According to Yahoo News, markets are anticipating the end of the Federal Reserve's rate hikes, which could lead to a double-digit increase in the S&P 500 over the next year. Historically, rate 'tops' have been followed by significant gains for stocks, according to DataTrek analyst Jessica Rabe. In her recent note, Rabe stated that US equities typically experience double-digit growth and surpass the long-run average price return of 9-10% in the year following the Fed's cessation of near-term rate increases. The only exception to this trend occurred after the Fed's last rate hike on March 15, 2000, during the dot-com bubble burst.

Examining previous peaks in rate hike cycles reveals a pattern of strong stock performance. For instance, the S&P 500 surged 35.2% in the year following the end of a rate hike cycle in January 1995. Similarly, a rate top in June 2006 led to a 20.7% increase in the year after, and the benchmark index spiked 27.9% over the next year after the rate hike cycle concluded in December 2018. Based on these figures, the average growth in the S&P 500 after a rate top is 17.4%.

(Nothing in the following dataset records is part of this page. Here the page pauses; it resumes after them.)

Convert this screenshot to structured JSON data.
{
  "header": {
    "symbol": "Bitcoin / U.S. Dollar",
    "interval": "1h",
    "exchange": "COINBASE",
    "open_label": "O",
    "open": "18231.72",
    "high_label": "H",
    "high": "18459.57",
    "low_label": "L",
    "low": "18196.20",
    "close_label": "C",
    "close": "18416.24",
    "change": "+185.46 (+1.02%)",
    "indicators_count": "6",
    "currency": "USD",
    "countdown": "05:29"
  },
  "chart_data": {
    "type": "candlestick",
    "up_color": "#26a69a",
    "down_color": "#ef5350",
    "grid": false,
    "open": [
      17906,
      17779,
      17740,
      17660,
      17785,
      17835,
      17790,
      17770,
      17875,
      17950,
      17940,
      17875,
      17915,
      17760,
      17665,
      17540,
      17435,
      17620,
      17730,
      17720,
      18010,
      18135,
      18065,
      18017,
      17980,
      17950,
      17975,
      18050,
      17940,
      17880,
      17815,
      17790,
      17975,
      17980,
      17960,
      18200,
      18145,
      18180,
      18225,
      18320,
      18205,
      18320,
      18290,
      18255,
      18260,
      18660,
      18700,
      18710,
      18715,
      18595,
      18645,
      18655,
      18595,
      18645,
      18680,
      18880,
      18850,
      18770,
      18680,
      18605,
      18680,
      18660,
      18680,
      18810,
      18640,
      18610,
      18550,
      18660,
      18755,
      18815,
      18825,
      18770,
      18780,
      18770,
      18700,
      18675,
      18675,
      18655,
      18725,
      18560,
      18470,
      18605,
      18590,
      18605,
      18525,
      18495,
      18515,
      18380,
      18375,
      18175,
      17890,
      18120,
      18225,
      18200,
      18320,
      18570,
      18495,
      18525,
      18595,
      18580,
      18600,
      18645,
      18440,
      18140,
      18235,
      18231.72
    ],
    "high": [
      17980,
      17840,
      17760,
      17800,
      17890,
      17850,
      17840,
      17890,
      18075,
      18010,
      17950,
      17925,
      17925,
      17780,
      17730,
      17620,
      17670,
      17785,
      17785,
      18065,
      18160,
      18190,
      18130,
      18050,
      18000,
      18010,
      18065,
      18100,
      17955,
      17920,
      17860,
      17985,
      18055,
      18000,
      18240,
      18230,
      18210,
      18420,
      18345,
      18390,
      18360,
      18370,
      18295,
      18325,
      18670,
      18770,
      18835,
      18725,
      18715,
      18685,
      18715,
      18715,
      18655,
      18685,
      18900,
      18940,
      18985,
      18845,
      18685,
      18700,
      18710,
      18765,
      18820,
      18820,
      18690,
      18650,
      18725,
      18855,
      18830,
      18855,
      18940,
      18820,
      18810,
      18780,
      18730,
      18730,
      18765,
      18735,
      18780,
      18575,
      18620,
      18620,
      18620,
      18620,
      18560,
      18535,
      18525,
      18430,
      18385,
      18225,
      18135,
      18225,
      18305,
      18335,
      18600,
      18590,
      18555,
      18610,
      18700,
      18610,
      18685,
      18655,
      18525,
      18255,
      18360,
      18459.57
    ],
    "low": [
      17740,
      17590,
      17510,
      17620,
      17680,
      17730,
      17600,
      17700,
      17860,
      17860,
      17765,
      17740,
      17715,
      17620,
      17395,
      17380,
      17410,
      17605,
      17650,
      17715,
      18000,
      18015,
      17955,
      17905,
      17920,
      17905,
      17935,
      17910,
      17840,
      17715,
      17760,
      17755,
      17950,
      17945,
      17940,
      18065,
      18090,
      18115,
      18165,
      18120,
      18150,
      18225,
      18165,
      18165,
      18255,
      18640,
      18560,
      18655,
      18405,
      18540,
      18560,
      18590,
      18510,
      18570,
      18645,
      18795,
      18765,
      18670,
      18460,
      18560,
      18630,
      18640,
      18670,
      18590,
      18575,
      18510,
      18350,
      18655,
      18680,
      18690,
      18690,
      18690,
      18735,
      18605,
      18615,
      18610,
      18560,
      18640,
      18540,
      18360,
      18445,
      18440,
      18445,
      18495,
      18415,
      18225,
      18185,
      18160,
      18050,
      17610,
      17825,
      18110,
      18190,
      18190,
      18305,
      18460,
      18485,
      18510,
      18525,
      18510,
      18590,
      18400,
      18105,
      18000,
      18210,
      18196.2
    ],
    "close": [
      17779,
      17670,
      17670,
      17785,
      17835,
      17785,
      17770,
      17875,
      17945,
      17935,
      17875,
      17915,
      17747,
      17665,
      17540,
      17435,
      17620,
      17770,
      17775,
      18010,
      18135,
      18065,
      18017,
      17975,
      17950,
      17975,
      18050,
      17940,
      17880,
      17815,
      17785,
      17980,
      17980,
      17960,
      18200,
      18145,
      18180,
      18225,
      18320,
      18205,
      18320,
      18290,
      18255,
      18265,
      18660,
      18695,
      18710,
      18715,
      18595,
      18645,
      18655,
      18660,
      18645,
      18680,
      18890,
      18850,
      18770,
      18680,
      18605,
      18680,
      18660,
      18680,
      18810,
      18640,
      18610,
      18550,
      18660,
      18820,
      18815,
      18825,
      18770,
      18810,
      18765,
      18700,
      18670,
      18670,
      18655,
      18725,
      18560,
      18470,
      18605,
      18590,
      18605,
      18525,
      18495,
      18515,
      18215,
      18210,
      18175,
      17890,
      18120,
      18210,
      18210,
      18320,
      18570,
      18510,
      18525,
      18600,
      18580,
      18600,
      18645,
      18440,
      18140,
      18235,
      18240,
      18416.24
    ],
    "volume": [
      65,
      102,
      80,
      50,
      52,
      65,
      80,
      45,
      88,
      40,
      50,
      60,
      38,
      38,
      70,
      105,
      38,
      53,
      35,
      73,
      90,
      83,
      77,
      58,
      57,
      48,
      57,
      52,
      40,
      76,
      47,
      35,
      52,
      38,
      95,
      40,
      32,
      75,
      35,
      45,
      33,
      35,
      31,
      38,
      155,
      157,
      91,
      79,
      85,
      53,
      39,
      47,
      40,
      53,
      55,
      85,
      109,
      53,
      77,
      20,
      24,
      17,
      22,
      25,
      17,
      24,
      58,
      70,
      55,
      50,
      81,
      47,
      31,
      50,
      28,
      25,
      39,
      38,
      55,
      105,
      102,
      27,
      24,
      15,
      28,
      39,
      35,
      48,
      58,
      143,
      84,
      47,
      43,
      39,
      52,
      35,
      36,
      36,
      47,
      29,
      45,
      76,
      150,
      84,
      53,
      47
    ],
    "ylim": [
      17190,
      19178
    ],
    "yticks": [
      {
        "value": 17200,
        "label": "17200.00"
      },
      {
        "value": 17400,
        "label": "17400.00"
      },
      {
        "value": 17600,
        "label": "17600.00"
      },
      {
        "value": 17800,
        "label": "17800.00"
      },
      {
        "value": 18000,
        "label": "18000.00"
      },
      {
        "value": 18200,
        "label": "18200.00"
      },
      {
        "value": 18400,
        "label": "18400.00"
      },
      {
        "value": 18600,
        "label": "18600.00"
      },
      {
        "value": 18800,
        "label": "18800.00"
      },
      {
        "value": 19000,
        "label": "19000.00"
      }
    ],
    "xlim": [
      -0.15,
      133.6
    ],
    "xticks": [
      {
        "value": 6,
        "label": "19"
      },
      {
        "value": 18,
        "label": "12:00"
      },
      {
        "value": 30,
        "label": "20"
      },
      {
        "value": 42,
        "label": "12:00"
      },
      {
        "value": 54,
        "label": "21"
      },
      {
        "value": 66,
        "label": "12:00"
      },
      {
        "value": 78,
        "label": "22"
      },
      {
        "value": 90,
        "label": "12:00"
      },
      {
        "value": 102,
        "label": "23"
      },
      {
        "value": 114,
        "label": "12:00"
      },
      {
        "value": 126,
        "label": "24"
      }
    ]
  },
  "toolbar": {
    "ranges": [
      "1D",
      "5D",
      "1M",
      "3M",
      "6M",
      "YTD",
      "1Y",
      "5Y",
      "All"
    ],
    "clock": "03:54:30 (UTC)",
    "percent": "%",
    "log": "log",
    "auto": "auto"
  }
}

Rabe suggests that the S&P 500, which has remained relatively unchanged since July 26th, could rally by 17% through the first half of 2024. The index was at 4,547 on Wednesday morning, up approximately 1% in the past five days. Following a subdued CPI report last week, the market rallied on growing conviction that the Fed was done hiking rates. Experts like Jeremy Siegal expect rate cuts to begin as early as March next year. However, Rabe notes that stock returns are 'mixed' in the months following central bank interest rate cuts, with markets typically rallying in the month after the cut but experiencing varied performance in the year after cuts began in 2001 and 2007.